As a reminder, we are doing all this because we have some time-domain data, which we would like to transform into frequency-domain data. Specifically, we are using the real-valued FFT function kiss_fftr, which reads from an array of nfft real values (in this case, float which is 32 bits by definition) and writes to an array of nfft / 2 + 1 complex numbers, which are represented with a struct that looks like this:

typedef struct {
    kiss_fft_scalar r; // (NOTE: these are floats)
    kiss_fft_scalar i;
} kiss_fft_cpx;

No, it’s not really documented how Emscripten organizes and aligns structs in memory, but we can be reasonably sure that they are packed, and we can assume an array of 9 kiss_fft_cpx is equivalent to an array of 18 float.

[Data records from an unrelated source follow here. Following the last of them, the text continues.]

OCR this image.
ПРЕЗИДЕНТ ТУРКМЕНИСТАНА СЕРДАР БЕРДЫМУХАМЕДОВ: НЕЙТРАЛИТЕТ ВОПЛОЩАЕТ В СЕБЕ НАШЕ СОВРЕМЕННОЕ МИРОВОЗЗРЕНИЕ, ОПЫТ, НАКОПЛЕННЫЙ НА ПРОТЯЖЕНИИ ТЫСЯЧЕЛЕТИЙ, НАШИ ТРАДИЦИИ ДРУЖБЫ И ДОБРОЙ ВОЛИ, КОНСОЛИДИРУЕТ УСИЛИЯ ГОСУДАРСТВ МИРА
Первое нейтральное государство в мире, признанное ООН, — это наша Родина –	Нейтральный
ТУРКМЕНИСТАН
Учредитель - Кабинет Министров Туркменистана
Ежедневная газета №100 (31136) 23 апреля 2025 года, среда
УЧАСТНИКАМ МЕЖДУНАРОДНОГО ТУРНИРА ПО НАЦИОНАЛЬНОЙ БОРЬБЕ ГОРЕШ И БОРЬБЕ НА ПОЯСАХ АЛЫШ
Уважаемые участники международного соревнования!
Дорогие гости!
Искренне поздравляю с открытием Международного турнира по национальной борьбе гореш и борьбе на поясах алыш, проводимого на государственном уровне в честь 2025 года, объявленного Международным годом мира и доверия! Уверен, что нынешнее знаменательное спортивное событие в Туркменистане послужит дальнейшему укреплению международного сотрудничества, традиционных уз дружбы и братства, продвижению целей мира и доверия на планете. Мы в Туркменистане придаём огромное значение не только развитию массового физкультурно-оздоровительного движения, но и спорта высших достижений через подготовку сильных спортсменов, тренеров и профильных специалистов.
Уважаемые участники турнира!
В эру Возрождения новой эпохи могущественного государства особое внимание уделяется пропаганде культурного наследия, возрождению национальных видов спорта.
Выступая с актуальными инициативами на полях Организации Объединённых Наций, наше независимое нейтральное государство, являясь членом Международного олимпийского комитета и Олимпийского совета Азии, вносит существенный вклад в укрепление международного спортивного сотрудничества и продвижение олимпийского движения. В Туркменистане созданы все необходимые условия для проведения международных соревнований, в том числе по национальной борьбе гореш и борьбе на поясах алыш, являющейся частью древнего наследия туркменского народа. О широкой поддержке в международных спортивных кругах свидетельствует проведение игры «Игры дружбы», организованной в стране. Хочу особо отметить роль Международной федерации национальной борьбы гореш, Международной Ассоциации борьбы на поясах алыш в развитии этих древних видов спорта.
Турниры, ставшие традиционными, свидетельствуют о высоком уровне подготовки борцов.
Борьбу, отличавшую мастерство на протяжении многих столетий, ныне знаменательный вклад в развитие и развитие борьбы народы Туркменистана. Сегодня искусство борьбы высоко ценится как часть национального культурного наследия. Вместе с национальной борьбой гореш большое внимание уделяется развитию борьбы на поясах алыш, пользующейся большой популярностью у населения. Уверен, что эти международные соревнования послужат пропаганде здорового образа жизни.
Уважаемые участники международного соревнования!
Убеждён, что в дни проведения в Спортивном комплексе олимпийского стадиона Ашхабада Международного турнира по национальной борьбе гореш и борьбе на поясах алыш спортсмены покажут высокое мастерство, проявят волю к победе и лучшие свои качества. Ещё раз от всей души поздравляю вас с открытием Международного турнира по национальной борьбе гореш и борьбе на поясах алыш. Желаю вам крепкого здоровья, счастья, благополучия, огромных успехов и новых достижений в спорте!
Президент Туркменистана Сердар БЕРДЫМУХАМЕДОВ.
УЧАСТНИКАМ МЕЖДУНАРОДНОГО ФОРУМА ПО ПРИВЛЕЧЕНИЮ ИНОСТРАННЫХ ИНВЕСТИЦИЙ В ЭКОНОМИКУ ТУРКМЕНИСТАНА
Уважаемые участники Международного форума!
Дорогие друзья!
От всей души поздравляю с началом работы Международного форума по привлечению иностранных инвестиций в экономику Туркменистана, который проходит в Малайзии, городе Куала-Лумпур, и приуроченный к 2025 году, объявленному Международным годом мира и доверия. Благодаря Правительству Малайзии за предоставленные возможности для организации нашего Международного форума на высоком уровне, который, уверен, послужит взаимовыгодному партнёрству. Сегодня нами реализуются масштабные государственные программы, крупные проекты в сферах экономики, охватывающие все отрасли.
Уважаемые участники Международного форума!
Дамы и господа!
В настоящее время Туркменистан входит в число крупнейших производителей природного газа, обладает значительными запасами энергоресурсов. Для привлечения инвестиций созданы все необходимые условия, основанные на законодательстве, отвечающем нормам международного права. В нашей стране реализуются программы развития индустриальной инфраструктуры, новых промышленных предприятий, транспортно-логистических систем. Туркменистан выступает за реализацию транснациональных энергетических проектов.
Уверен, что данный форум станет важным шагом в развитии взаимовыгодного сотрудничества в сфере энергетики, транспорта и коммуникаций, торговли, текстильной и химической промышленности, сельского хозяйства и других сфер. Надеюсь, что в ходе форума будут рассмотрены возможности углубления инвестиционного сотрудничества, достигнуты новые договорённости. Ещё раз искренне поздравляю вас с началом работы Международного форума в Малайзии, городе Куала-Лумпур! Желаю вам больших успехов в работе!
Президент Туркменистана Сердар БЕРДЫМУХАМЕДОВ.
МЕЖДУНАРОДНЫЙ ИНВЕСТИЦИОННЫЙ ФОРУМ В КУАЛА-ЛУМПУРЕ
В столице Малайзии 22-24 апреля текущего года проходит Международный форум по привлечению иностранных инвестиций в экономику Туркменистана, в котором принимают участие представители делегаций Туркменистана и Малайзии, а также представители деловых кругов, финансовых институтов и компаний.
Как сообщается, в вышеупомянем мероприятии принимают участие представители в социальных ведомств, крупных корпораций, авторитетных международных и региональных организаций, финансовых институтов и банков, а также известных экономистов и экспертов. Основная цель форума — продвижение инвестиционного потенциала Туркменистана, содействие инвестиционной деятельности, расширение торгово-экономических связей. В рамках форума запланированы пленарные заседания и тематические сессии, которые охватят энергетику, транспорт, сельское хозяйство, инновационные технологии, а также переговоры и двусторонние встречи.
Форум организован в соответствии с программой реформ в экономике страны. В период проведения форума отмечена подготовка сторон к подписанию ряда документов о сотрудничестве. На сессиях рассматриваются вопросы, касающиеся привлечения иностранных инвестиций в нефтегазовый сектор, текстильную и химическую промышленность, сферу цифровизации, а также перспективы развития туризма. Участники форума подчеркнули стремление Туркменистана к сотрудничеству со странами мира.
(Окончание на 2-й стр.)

So let’s create these arrays! We’ll do this by creating a Float32Array on the JavaScript side then copying it into the module’s memory space (sadly there is no more efficient way to do this). To keep things manageable, we’ll do a 16-point FFT of a waveform with a single component at half the Nyquist frequency (yes, really). You can see the equivalent C code here.

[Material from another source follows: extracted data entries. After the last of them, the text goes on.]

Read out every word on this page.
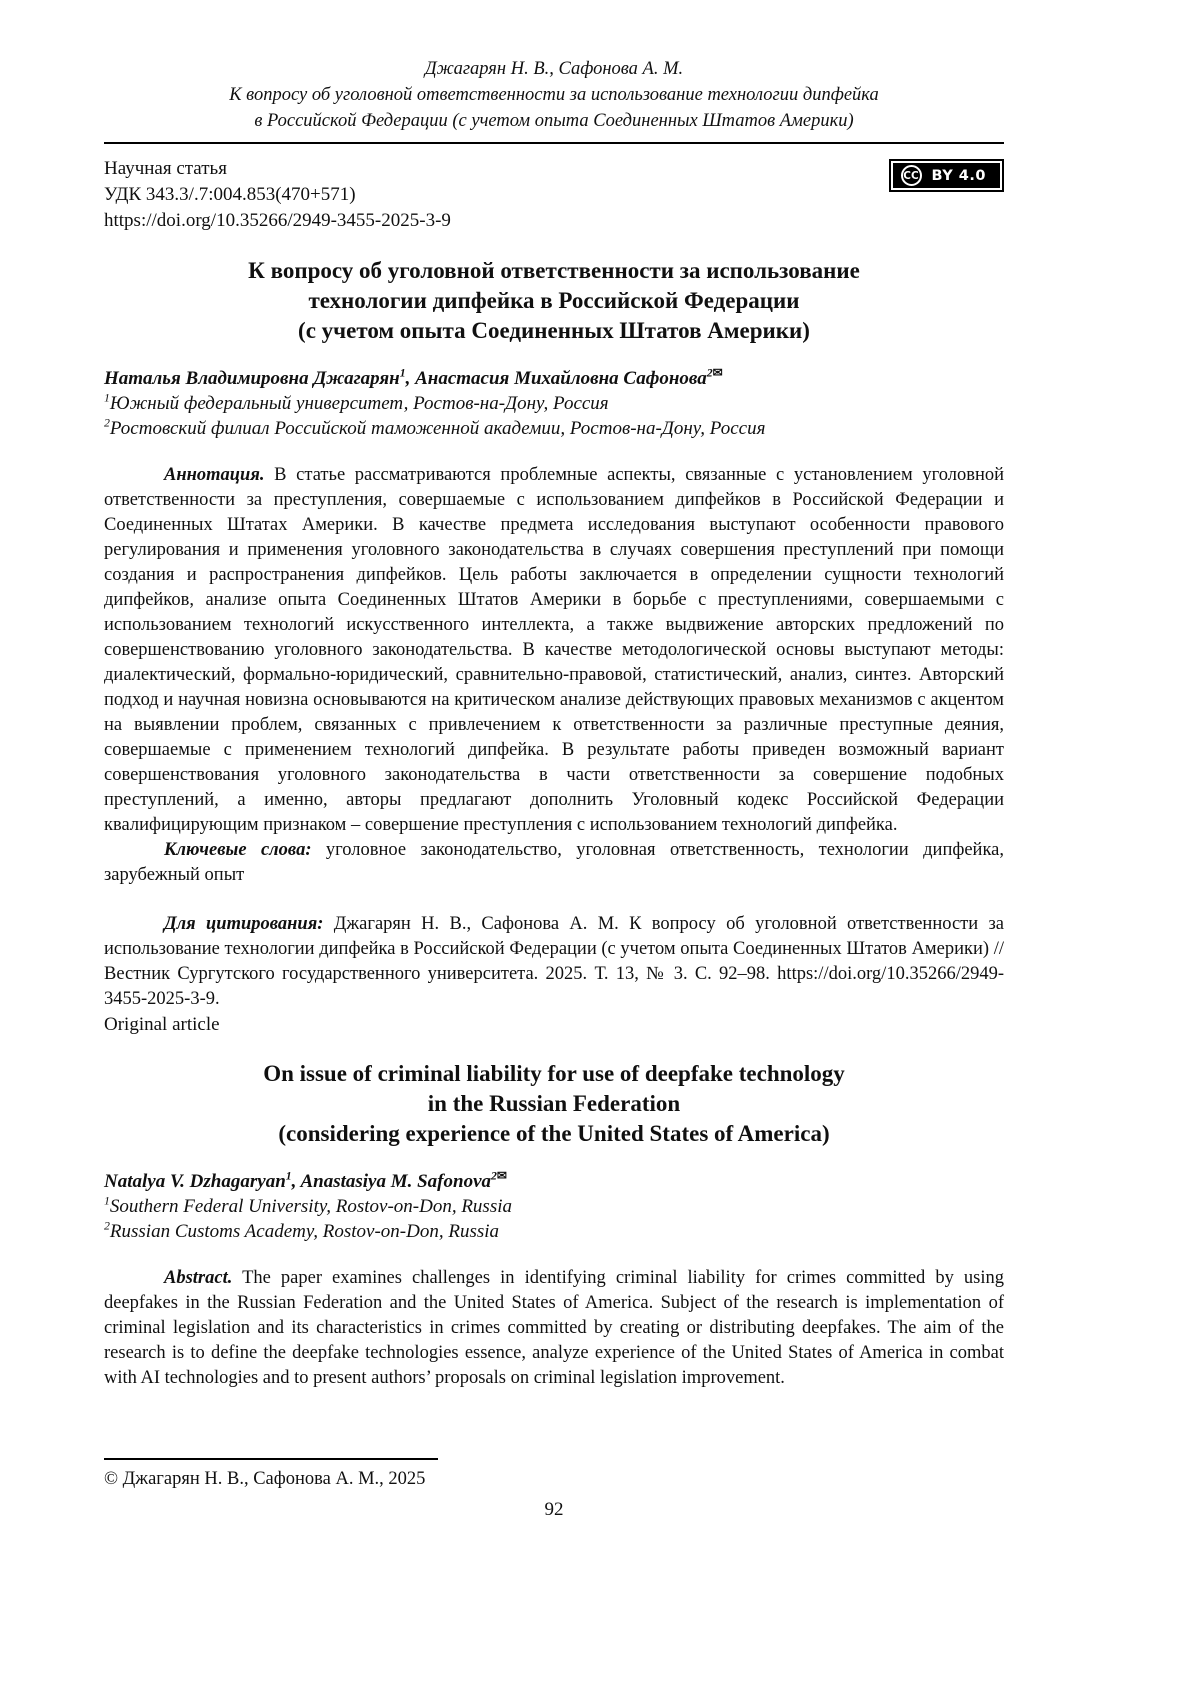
Джагарян Н. В., Сафонова А. М.
К вопросу об уголовной ответственности за использование технологии дипфейка
в Российской Федерации (с учетом опыта Соединенных Штатов Америки)
Научная статья
УДК 343.3/.7:004.853(470+571)
https://doi.org/10.35266/2949-3455-2025-3-9
CC BY 4.0
К вопросу об уголовной ответственности за использование
технологии дипфейка в Российской Федерации
(с учетом опыта Соединенных Штатов Америки)

Наталья Владимировна Джагарян$^1$, Анастасия Михайловна Сафонова$^{2✉}$

$^1$Южный федеральный университет, Ростов-на-Дону, Россия

$^2$Ростовский филиал Российской таможенной академии, Ростов-на-Дону, Россия

Аннотация. В статье рассматриваются проблемные аспекты, связанные с установлением уголовной ответственности за преступления, совершаемые с использованием дипфейков в Российской Федерации и Соединенных Штатах Америки. В качестве предмета исследования выступают особенности правового регулирования и применения уголовного законодательства в случаях совершения преступлений при помощи создания и распространения дипфейков. Цель работы заключается в определении сущности технологий дипфейков, анализе опыта Соединенных Штатов Америки в борьбе с преступлениями, совершаемыми с использованием технологий искусственного интеллекта, а также выдвижение авторских предложений по совершенствованию уголовного законодательства. В качестве методологической основы выступают методы: диалектический, формально-юридический, сравнительно-правовой, статистический, анализ, синтез. Авторский подход и научная новизна основываются на критическом анализе действующих правовых механизмов с акцентом на выявлении проблем, связанных с привлечением к ответственности за различные преступные деяния, совершаемые с применением технологий дипфейка. В результате работы приведен возможный вариант совершенствования уголовного законодательства в части ответственности за совершение подобных преступлений, а именно, авторы предлагают дополнить Уголовный кодекс Российской Федерации квалифицирующим признаком – совершение преступления с использованием технологий дипфейка.

Ключевые слова: уголовное законодательство, уголовная ответственность, технологии дипфейка, зарубежный опыт

Для цитирования: Джагарян Н. В., Сафонова А. М. К вопросу об уголовной ответственности за использование технологии дипфейка в Российской Федерации (с учетом опыта Соединенных Штатов Америки) // Вестник Сургутского государственного университета. 2025. Т. 13, № 3. С. 92–98. https://doi.org/10.35266/2949-3455-2025-3-9.

Original article

On issue of criminal liability for use of deepfake technology
in the Russian Federation
(considering experience of the United States of America)

Natalya V. Dzhagaryan$^1$, Anastasiya M. Safonova$^{2✉}$

$^1$Southern Federal University, Rostov-on-Don, Russia

$^2$Russian Customs Academy, Rostov-on-Don, Russia

Abstract. The paper examines challenges in identifying criminal liability for crimes committed by using deepfakes in the Russian Federation and the United States of America. Subject of the research is implementation of criminal legislation and its characteristics in crimes committed by creating or distributing deepfakes. The aim of the research is to define the deepfake technologies essence, analyze experience of the United States of America in combat with AI technologies and to present authors’ proposals on criminal legislation improvement.

© Джагарян Н. В., Сафонова А. М., 2025
92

const timedata = new Float32Array([0, 0.5, 0, -0.5,
                                   0, 0.5, 0, -0.5,
                                   0, 0.5, 0, -0.5,
                                   0, 0.5, 0, -0.5]);

Now we’ll figure the length of the input and the output and allocate them in the module’s address space (you may be asking, but why aren’t we checking the return value of _malloc? By default, Emscripten is configured to panic if malloc fails instead of returning NULL):

const nfft = timedata.length;
const nfreq = nfft / 2 + 1;
const ctimedata = kissfft._malloc(nfft * 4); // float
const cfreqdata = kissfft._malloc(nfreq * 4 * 2); // complex

And we will copy the data to the address we allocated using set on the module’s HEAP8 array, first taking a view of it as a Uint8Array. THIS IS SUPER IMPORTANT! as otherwise JavaScript will helpfully convert each of your floating-point values to an 8-bit integer, which is definitely not what you want:

kissfft.HEAP8.set(new Uint8Array(timedata.buffer), ctimedata);

Great! Now we can just call the function with the “pointers” (which are really just indices into HEAP8) we created above:

kissfft._kiss_fftr(fftr, ctimedata, cfreqdata);

To get the output array, we use slice to make a copy (confusingly, this is the oppposite of what a “slice” does in every other programming language in existence) of the memory and then take a view of it as a Float32Array:

const freqdata = new Float32Array(
      kissfft.HEAP8.slice(cfreqdata, cfreqdata + nfreq * 4 * 2).buffer);

And finally, we should deallocate everything so that we don’t run out of memory:

kissfft._free(ctimedata);
kissfft._free(cfreqdata);
kissfft._free(fftr);

You can download the full test script here.

Obviously, it’s not a great idea to have an API full of functions with arbitrary number parameters and no type-checking, though this is JavaScript, after all, so perhaps some people consider that to be totally acceptable. In the next installment, we will find out how to make a safer and more programmer-friendly API!